Background and Aims
Early‐term birth between 37 and 38 weeks of gestation increases the risk of mortality and morbidity. This study investigated the status and impact of early‐term birth among neonates born by cesarean section in Japan.
Methods
All singleton live births that had data of gestational age at birth available in the Japan Environment and Children's Study (JECS), a nationwide birth cohort study launched in 2011, were eligible for this study. Neonates born by cesarean delivery at term without indications for early delivery were included to examine the association between early‐term birth and respiratory distress at birth. The gestational age at birth was categorized as 37 weeks 0 day to 38 weeks 6 days (early‐term), 39 weeks 0 day to 40 weeks 6 day (full‐term), and 41 weeks 0 day to 41 weeks 6 days (late‐term).
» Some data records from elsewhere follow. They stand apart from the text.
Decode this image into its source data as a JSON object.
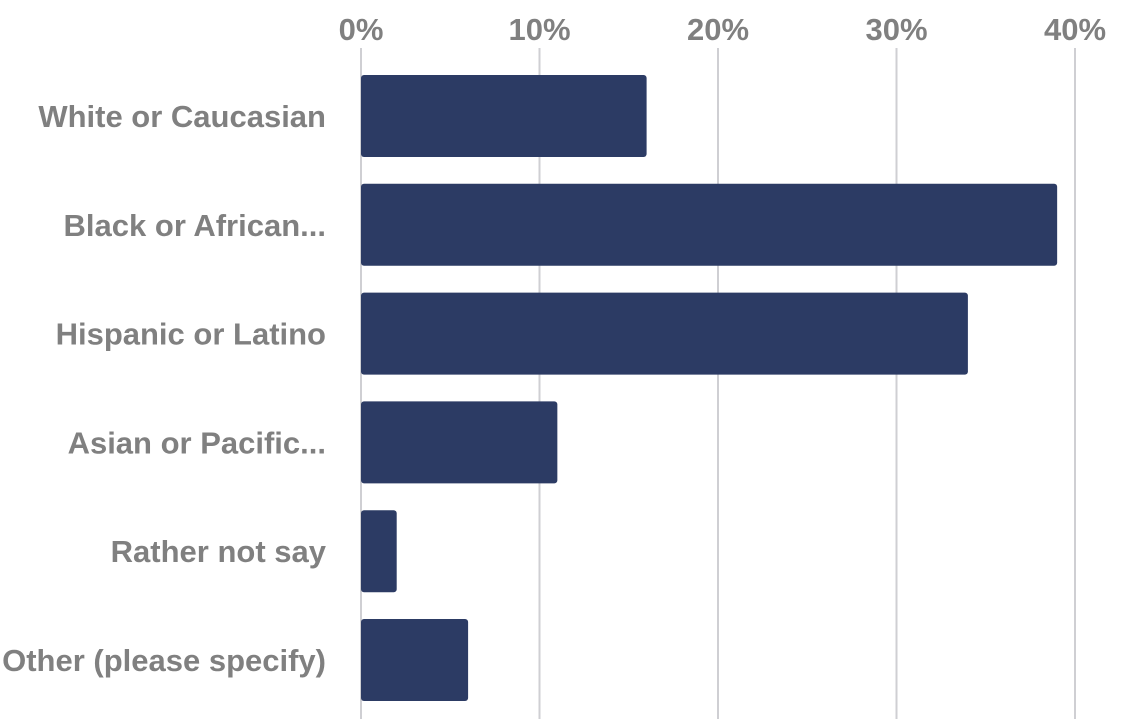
{
  "chart_data": {
    "type": "bar",
    "orientation": "horizontal",
    "categories": [
      "White or Caucasian",
      "Black or African...",
      "Hispanic or Latino",
      "Asian or Pacific...",
      "Rather not say",
      "Other (please specify)"
    ],
    "values": [
      16,
      39,
      34,
      11,
      2,
      6
    ],
    "value_unit": "%",
    "xlim": [
      0,
      40
    ],
    "x_ticks": [
      0,
      10,
      20,
      30,
      40
    ],
    "x_tick_labels": [
      "0%",
      "10%",
      "20%",
      "30%",
      "40%"
    ],
    "x_axis_position": "top",
    "grid": true,
    "title": "",
    "xlabel": "",
    "ylabel": "",
    "colors": {
      "bar": "#2c3b64",
      "text": "#808080",
      "grid": "#cfcfd3"
    }
  }
}
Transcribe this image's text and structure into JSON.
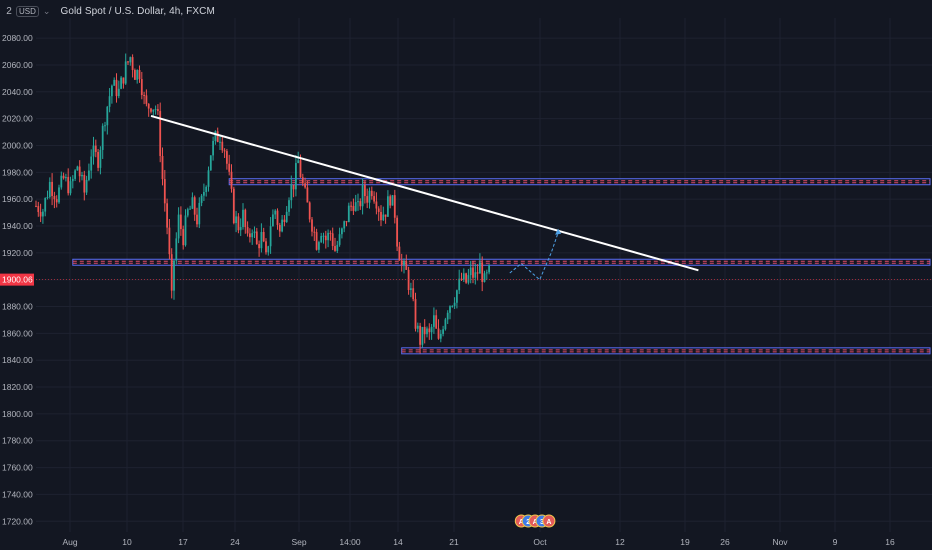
{
  "header": {
    "pane_number": "2",
    "currency_badge": "USD",
    "chevron": "⌄",
    "symbol_title": "Gold Spot / U.S. Dollar, 4h, FXCM"
  },
  "chart_data": {
    "type": "candlestick",
    "symbol": "Gold Spot / U.S. Dollar",
    "interval": "4h",
    "source": "FXCM",
    "ylim": [
      1712,
      2095
    ],
    "y_ticks": [
      "2080.00",
      "2060.00",
      "2040.00",
      "2020.00",
      "2000.00",
      "1980.00",
      "1960.00",
      "1940.00",
      "1920.00",
      "1900.00",
      "1880.00",
      "1860.00",
      "1840.00",
      "1820.00",
      "1800.00",
      "1780.00",
      "1760.00",
      "1740.00",
      "1720.00"
    ],
    "y_tick_values": [
      2080,
      2060,
      2040,
      2020,
      2000,
      1980,
      1960,
      1940,
      1920,
      1900,
      1880,
      1860,
      1840,
      1820,
      1800,
      1780,
      1760,
      1740,
      1720
    ],
    "x_ticks": [
      "Aug",
      "10",
      "17",
      "24",
      "Sep",
      "14:00",
      "14",
      "21",
      "Oct",
      "12",
      "19",
      "26",
      "Nov",
      "9",
      "16"
    ],
    "current_price_label": "1900.06",
    "current_price": 1900.06,
    "price_path": [
      [
        0,
        1955
      ],
      [
        3,
        1952
      ],
      [
        6,
        1972
      ],
      [
        9,
        1962
      ],
      [
        12,
        1975
      ],
      [
        15,
        1968
      ],
      [
        18,
        1985
      ],
      [
        21,
        1965
      ],
      [
        24,
        1995
      ],
      [
        27,
        1990
      ],
      [
        30,
        2022
      ],
      [
        33,
        2045
      ],
      [
        36,
        2040
      ],
      [
        39,
        2058
      ],
      [
        41,
        2066
      ],
      [
        43,
        2054
      ],
      [
        45,
        2055
      ],
      [
        47,
        2034
      ],
      [
        48,
        2028
      ],
      [
        50,
        2031
      ],
      [
        52,
        2028
      ],
      [
        53,
        2020
      ],
      [
        55,
        1975
      ],
      [
        57,
        1940
      ],
      [
        58,
        1915
      ],
      [
        59,
        1885
      ],
      [
        60,
        1915
      ],
      [
        62,
        1945
      ],
      [
        64,
        1932
      ],
      [
        66,
        1950
      ],
      [
        68,
        1955
      ],
      [
        70,
        1945
      ],
      [
        72,
        1958
      ],
      [
        74,
        1975
      ],
      [
        76,
        1995
      ],
      [
        78,
        2005
      ],
      [
        80,
        2008
      ],
      [
        82,
        1998
      ],
      [
        84,
        1975
      ],
      [
        86,
        1948
      ],
      [
        88,
        1940
      ],
      [
        90,
        1948
      ],
      [
        92,
        1928
      ],
      [
        94,
        1940
      ],
      [
        96,
        1925
      ],
      [
        98,
        1932
      ],
      [
        100,
        1915
      ],
      [
        102,
        1942
      ],
      [
        104,
        1952
      ],
      [
        106,
        1935
      ],
      [
        108,
        1950
      ],
      [
        110,
        1965
      ],
      [
        112,
        1972
      ],
      [
        114,
        1988
      ],
      [
        116,
        1970
      ],
      [
        118,
        1955
      ],
      [
        120,
        1942
      ],
      [
        122,
        1928
      ],
      [
        124,
        1938
      ],
      [
        126,
        1930
      ],
      [
        128,
        1935
      ],
      [
        130,
        1922
      ],
      [
        132,
        1930
      ],
      [
        134,
        1940
      ],
      [
        136,
        1952
      ],
      [
        138,
        1958
      ],
      [
        140,
        1952
      ],
      [
        142,
        1965
      ],
      [
        144,
        1962
      ],
      [
        146,
        1968
      ],
      [
        148,
        1960
      ],
      [
        150,
        1948
      ],
      [
        152,
        1952
      ],
      [
        154,
        1962
      ],
      [
        156,
        1950
      ],
      [
        157,
        1930
      ],
      [
        159,
        1910
      ],
      [
        161,
        1905
      ],
      [
        163,
        1890
      ],
      [
        165,
        1868
      ],
      [
        167,
        1855
      ],
      [
        169,
        1862
      ],
      [
        171,
        1858
      ],
      [
        173,
        1870
      ],
      [
        175,
        1852
      ],
      [
        177,
        1868
      ],
      [
        179,
        1880
      ],
      [
        181,
        1885
      ],
      [
        183,
        1892
      ],
      [
        185,
        1900
      ],
      [
        187,
        1898
      ],
      [
        189,
        1905
      ],
      [
        191,
        1902
      ],
      [
        193,
        1910
      ],
      [
        195,
        1898
      ],
      [
        197,
        1905
      ]
    ],
    "overlays": {
      "trendline": {
        "from": [
          50,
          2022
        ],
        "to": [
          288,
          1907
        ],
        "color": "#ffffff"
      },
      "zones": [
        {
          "x1": 84,
          "x2": 397,
          "price": 1973,
          "color": "#5b6df5"
        },
        {
          "x1": 16,
          "x2": 397,
          "price": 1913,
          "color": "#5b6df5"
        },
        {
          "x1": 159,
          "x2": 397,
          "price": 1847,
          "color": "#5b6df5"
        }
      ],
      "projection": {
        "color": "#4ea1e6",
        "points": [
          [
            206,
            1905
          ],
          [
            211,
            1912
          ],
          [
            215,
            1906
          ],
          [
            219,
            1900
          ],
          [
            224,
            1920
          ],
          [
            227,
            1935
          ]
        ]
      },
      "event_markers": [
        {
          "x": 211,
          "letter": "A",
          "color": "#e35a5a"
        },
        {
          "x": 214,
          "letter": "2",
          "color": "#3d7be8"
        },
        {
          "x": 217,
          "letter": "A",
          "color": "#e35a5a"
        },
        {
          "x": 220,
          "letter": "3",
          "color": "#3d7be8"
        },
        {
          "x": 223,
          "letter": "A",
          "color": "#e35a5a"
        }
      ]
    },
    "colors": {
      "up": "#26a69a",
      "down": "#ef5350",
      "grid": "#1e2230",
      "axis_text": "#b2b5be",
      "price_badge": "#f23645"
    },
    "grid": true
  }
}
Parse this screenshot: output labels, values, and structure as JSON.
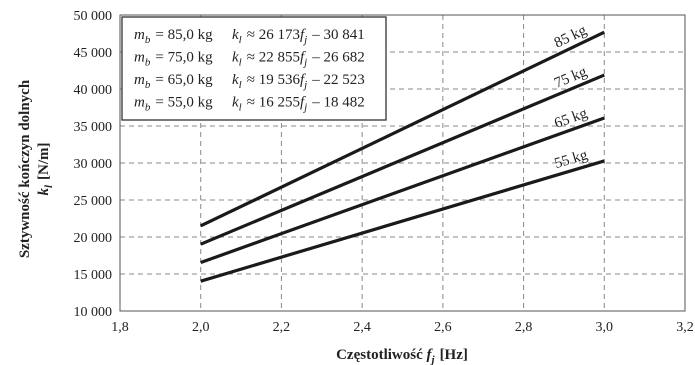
{
  "chart_data": {
    "type": "line",
    "xlabel": "Częstotliwość f_j [Hz]",
    "ylabel_lines": [
      "Sztywność kończyn dolnych",
      "k_l [N/m]"
    ],
    "xlim": [
      1.8,
      3.2
    ],
    "ylim": [
      10000,
      50000
    ],
    "xticks": [
      1.8,
      2.0,
      2.2,
      2.4,
      2.6,
      2.8,
      3.0,
      3.2
    ],
    "xtick_labels": [
      "1,8",
      "2,0",
      "2,2",
      "2,4",
      "2,6",
      "2,8",
      "3,0",
      "3,2"
    ],
    "yticks": [
      10000,
      15000,
      20000,
      25000,
      30000,
      35000,
      40000,
      45000,
      50000
    ],
    "ytick_labels": [
      "10 000",
      "15 000",
      "20 000",
      "25 000",
      "30 000",
      "35 000",
      "40 000",
      "45 000",
      "50 000"
    ],
    "grid": true,
    "legend_position": "top-left",
    "line_color": "#1a1a1a",
    "series": [
      {
        "name": "85 kg",
        "x": [
          2.0,
          3.0
        ],
        "y": [
          21505,
          47678
        ],
        "legend_mass": "m_b = 85,0 kg",
        "legend_eq": "k_l ≈ 26 173f_j – 30 841"
      },
      {
        "name": "75 kg",
        "x": [
          2.0,
          3.0
        ],
        "y": [
          19028,
          41883
        ],
        "legend_mass": "m_b = 75,0 kg",
        "legend_eq": "k_l ≈ 22 855f_j – 26 682"
      },
      {
        "name": "65 kg",
        "x": [
          2.0,
          3.0
        ],
        "y": [
          16549,
          36085
        ],
        "legend_mass": "m_b = 65,0 kg",
        "legend_eq": "k_l ≈ 19 536f_j – 22 523"
      },
      {
        "name": "55 kg",
        "x": [
          2.0,
          3.0
        ],
        "y": [
          14028,
          30283
        ],
        "legend_mass": "m_b = 55,0 kg",
        "legend_eq": "k_l ≈ 16 255f_j – 18 482"
      }
    ]
  }
}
Respiratory distress at birth included respiratory distress syndrome, transient tachypnea, and difficulty in breathing after birth. Univariable and multivariable analyses were performed using logistic regression models with a two‐tailed significance level of 5%. All statistical analyses were performed using SAS, version 9.4, for Windows (SAS Institute, Cary, NC).
Results
In total, 32 078 of 100 011 (32.1%) neonates had early‐term birth. At 37 gestational weeks, 49.7% of the deliveries were via cesarean section, and half of the cesarean deliveries were due to a previous cesarean section. Among the 10 051 neonates born by elective cesarean delivery at term, neonates with early‐term births were more likely to have respiratory distress at birth (adjusted odds ratio: 4.19; 95% confidence interval, 1.70, 10.34) than those born at full term.
Conclusions
Early‐term birth is associated with a high risk of respiratory distress in births involving cesarean delivery without indication for early delivery. There is a need for guidelines for early delivery considering adverse effects of early‐term births.